South-South Trade as a Driver of Growth in Low-Income Countries
As a result of their rapid economic growth and integration into the world economy, the BRICs have vastly expanded their trade and financial ties with low-income countries (LICs) in recent years. The emerging BRIC markets are starting to eclipse the advanced economies in terms of their stake in the external economic sectors of many LICs. There is therefore significant potential for further economic growth in BRICs to have positive spillover effects on growth rates in LICs, primarily through channels such as increased bilateral trade and investment. Moreover, growth in BRIC countries can also lead to higher growth in LICs through indirect channels such as rising global demand and higher commodity prices. Indeed, the significant resilience shown by many LICs during the global recession may point to a decoupling from the advanced economies as a result of increased integration with BRICs.
Product Standards as Potential Barriers to Trade
However, there is a risk that the positive effects of stronger economic ties with the BRICs may be short-lived. A growing body of literature shows that, as countries climb the rungs of the income ladder, they adjust their tastes accordingly and increasingly demand higher quality goods (Bils and Klenow, 2001; Broda and Romalis, 2009). In other words, as the BRIC countries become wealthier, standards are likely to become more restrictive. This will pose a challenge to the export potential of LICs unless they are able to meet these more stringent product standards.
The increase in the number of sanitary and phytosanitary standards (SPS) is a case in point.
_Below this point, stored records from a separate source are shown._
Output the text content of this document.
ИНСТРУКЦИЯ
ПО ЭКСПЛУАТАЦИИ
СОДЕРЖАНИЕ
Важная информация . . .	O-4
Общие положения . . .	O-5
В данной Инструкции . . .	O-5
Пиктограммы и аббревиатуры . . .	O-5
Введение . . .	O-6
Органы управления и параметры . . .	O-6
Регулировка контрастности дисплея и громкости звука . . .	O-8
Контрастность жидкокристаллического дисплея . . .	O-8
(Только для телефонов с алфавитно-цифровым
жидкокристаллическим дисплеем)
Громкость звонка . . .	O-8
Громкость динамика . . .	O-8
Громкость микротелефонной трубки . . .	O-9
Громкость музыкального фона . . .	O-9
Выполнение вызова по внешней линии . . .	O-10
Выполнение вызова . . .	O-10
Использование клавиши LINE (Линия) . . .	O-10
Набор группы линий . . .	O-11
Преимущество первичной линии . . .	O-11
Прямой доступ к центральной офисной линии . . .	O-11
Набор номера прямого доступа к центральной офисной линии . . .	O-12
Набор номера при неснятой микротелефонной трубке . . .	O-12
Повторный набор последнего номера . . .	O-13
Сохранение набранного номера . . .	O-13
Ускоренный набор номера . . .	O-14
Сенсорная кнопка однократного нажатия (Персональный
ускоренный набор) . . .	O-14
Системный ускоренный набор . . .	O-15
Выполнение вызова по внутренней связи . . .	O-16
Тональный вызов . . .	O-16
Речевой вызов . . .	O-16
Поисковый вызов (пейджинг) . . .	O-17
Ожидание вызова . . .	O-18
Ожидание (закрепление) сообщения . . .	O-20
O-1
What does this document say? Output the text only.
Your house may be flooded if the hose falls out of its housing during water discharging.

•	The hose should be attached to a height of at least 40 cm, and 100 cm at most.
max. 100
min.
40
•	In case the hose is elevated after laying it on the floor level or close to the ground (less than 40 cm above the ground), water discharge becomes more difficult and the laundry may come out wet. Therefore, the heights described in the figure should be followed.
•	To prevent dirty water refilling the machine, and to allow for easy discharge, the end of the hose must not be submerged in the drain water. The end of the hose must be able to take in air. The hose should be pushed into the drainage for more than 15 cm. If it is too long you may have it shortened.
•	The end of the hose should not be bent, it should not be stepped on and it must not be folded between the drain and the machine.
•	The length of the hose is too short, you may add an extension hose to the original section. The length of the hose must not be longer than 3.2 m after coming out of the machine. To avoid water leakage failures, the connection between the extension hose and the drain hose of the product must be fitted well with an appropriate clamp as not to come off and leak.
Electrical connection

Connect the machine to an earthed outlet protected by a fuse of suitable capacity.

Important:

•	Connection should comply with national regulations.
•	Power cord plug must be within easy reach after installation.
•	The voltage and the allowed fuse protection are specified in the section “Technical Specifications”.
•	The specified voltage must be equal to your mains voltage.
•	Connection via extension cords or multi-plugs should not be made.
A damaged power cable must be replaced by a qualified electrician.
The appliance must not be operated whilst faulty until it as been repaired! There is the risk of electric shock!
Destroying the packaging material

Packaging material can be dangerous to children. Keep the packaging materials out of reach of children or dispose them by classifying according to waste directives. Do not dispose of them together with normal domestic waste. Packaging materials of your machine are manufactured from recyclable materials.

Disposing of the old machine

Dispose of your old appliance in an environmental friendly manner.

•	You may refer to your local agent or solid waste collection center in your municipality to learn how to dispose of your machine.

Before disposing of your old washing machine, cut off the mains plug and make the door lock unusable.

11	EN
As of October 2011, 10,366 regular and emergency SPS measures had been notified since 1995 when the World Trade Organization was established, with another 2,980 additions, alterations or corrections to existing notifications. The United States submitted over a quarter of the regular notifications since 1995 (2,192), followed by Brazil (775), and China (592).
Since 2008, developing countries submitted more SPS notifications to the World Trade Organization (WTO) than developed countries. The 50 percent threshold was passed in 2008, and currently developing countries’ share of annual notifications stands at about two thirds of the total.
Although standards serve an important function - primarily ensuring the safety of the domestic consumer - standards that are either too prescriptive or too restrictive than objectively necessary to achieve a sufficient level of safety place an unnecessary burden on exporters. The compliance costs are often compounded by the fact that a large number of standards are not harmonized across countries. Many exporters in LICs cannot afford to make the necessary investments to keep up with the proliferation of standards and effectively find themselves shut out of lucrative markets.
An additional concern for LICs is that they tend to export a limited number of goods to a limited number of markets. For example, 25 percent of Gambia’s exports comprise one product category (“edible fruits and nuts”), of which 93 percent is destined for India. Needless to say a change in standards affecting key export goods to key markets could impose potentially devastating adjustment costs on LIC exporters. The risk of this happening rises as BRICs continue to grow.
Working Together to Reduce Technical Barriers to Trade
With BNNP support, The Trade and International Integration team at the Bank will help increase information exchange between governments, multilateral organizations, the private sector, and other stakeholders to increase knowledge of the impact of standards on South-South trade flows, and help to build capacity around this knowledge in BRICs and LICs. The ultimate goal is to contribute to this promising avenue for poverty reduction by reducing technical barriers to South-South trade.